According to the China Daily (hardly the most reliable of outlets), the meeting chaired by Premier Li Keqiang, cover for major illnesses will "cover all the subscribers to the urban and rural resident basic medical insurance as of the end of 2015", with full implementation in all 6800 public hospital in China by 2017.

A spokesman for the council said that there were 700 million impoverished people in China, of whom about 10 million are suffering from a chronic disease or major illness.The scheme will cover 50% of expenses initially, but this will be increased over time.

According to state media, the funding for the scheme will come from existing insurance accounts and therefore "will not be a financial burden to the beneficiaries". However, it also slipped in the detail that the safety net scheme will be run by commercial insurance agencies chosen by the government through bidding, with limits of 2-5% on profit margins.

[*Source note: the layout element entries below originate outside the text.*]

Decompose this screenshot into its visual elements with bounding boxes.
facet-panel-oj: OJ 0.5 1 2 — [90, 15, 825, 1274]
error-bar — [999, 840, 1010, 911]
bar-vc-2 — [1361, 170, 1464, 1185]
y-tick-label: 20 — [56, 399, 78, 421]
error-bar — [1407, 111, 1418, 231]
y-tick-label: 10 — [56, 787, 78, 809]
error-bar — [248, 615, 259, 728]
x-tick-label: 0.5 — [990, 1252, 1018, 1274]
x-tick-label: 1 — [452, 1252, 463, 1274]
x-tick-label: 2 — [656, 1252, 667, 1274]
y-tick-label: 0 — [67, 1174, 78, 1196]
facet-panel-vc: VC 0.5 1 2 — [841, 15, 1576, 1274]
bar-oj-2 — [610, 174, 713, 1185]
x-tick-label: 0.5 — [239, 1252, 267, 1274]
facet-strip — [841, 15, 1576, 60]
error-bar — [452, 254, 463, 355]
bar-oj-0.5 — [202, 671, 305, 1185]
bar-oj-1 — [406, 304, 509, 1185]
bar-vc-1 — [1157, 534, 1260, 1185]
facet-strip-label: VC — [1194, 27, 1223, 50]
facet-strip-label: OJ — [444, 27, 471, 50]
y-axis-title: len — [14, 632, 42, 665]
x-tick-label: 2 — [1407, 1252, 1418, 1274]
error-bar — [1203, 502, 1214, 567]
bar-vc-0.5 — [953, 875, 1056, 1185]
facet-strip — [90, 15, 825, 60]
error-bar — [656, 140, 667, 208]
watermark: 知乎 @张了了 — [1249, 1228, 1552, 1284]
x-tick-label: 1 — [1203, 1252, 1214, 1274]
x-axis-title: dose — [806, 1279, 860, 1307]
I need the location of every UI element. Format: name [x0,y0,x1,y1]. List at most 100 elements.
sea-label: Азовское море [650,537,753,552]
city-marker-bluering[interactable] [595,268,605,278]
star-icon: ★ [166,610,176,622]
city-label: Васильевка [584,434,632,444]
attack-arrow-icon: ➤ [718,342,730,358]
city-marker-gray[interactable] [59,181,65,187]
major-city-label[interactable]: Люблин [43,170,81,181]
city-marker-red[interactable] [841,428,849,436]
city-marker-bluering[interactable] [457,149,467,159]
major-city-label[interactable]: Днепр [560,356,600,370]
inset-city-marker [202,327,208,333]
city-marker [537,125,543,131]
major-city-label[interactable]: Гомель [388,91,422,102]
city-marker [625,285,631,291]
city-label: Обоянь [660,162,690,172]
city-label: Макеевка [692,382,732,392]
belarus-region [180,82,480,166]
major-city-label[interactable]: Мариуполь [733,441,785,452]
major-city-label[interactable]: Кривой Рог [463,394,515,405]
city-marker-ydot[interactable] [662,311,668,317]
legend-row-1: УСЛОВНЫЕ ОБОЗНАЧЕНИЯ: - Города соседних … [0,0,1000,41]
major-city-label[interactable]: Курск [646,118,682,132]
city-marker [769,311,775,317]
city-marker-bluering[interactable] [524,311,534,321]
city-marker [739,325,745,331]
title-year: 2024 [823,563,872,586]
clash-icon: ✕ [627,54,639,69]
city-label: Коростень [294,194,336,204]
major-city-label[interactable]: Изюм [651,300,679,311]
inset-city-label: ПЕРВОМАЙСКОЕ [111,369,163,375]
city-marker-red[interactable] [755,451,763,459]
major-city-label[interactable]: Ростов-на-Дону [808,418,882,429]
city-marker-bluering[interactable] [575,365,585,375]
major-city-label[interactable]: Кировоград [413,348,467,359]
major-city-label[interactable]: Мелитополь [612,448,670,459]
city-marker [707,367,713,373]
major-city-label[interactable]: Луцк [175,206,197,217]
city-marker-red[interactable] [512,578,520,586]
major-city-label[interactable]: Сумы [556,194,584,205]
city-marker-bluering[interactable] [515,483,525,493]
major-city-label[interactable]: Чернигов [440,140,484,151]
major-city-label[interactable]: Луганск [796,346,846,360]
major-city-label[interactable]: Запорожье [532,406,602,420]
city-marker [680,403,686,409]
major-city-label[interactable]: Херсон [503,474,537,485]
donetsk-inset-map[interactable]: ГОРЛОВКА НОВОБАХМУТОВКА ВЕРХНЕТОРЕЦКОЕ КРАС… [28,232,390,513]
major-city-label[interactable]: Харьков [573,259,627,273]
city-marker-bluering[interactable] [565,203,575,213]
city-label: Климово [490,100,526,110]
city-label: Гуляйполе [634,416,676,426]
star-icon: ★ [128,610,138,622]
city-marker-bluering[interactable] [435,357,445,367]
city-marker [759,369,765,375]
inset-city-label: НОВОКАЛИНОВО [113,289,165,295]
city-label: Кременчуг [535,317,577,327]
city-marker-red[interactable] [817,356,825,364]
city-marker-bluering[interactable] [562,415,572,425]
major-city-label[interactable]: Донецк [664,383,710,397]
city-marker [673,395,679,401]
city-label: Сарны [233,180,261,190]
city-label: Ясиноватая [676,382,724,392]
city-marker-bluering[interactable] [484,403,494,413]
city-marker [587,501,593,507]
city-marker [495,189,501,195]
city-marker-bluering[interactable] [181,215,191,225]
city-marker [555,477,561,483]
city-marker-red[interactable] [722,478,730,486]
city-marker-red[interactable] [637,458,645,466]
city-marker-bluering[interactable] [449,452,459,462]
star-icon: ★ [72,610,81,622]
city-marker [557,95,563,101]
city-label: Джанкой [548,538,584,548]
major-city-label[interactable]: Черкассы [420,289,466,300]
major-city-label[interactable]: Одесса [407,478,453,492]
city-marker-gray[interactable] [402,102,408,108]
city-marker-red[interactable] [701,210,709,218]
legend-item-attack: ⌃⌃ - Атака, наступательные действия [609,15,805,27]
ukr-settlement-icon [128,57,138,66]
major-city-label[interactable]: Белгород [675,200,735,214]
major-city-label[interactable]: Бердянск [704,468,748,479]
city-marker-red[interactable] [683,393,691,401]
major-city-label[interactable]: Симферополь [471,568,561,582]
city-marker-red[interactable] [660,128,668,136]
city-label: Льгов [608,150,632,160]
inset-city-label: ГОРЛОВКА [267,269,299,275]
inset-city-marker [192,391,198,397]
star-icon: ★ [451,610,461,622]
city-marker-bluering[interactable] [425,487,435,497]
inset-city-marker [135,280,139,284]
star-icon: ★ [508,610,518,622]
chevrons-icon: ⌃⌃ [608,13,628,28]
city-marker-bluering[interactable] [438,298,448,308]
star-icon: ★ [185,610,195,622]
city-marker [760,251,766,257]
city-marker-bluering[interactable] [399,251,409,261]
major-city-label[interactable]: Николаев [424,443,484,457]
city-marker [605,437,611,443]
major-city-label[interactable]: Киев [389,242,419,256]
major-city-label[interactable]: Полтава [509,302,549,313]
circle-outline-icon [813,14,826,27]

"Introducing the third-party commercial insurance as operators will bring a better inspection performance to control medical fees and prevent waste or ill-designed fees" a government spokesman said.

China's commercial insurance companies are keen to get into the lucrative business of providing private health insurance. However, reading between the lines, it looks like the government has told them that covering the safety net for the impoverished will be a condition of their getting access to this market.

As China Daily, puts it:

Wu Ming, a professor of public health at Peking University, said many insurance companies may compete for the business despite lower profit margins, since it can bring many potential benefits.
"Participation in the program can pave the way for the insurers to enter further into the medical care sector in the future," she said.


However, as the more reliable Caixin magazine reports, commercial insurance companies are worried about the financial implications of taking on serious health insurance policies. The various pilot projects run in places such as Jiangsu and Zhejiang have shown the potential for major cost blowouts for uncapped schemes, and also problems with defining which illnesses are covered and who should pay for what. In some cases local governments, which administer (and fund) health insurance schemes tried to unload all their difficult patients onto the safety net. Or as they told Caixin magazine: "all the risk, none of the power, no voice".

The commercial companies also fear that they will be required to take on patients only after they have gone through the regular health insurance system over which they have not control. They believe that if they have a full package of insurance they would be able to control costs (and potentially prevent patients from developing serious illness) rather than just picking up the pieces.

At the State Council meeting chaired by Premier Li Keqiang, the government said it would be keeping a close watch on the safety net scheme and conducting many checks and inspections to ensure there was no abuse of the scheme.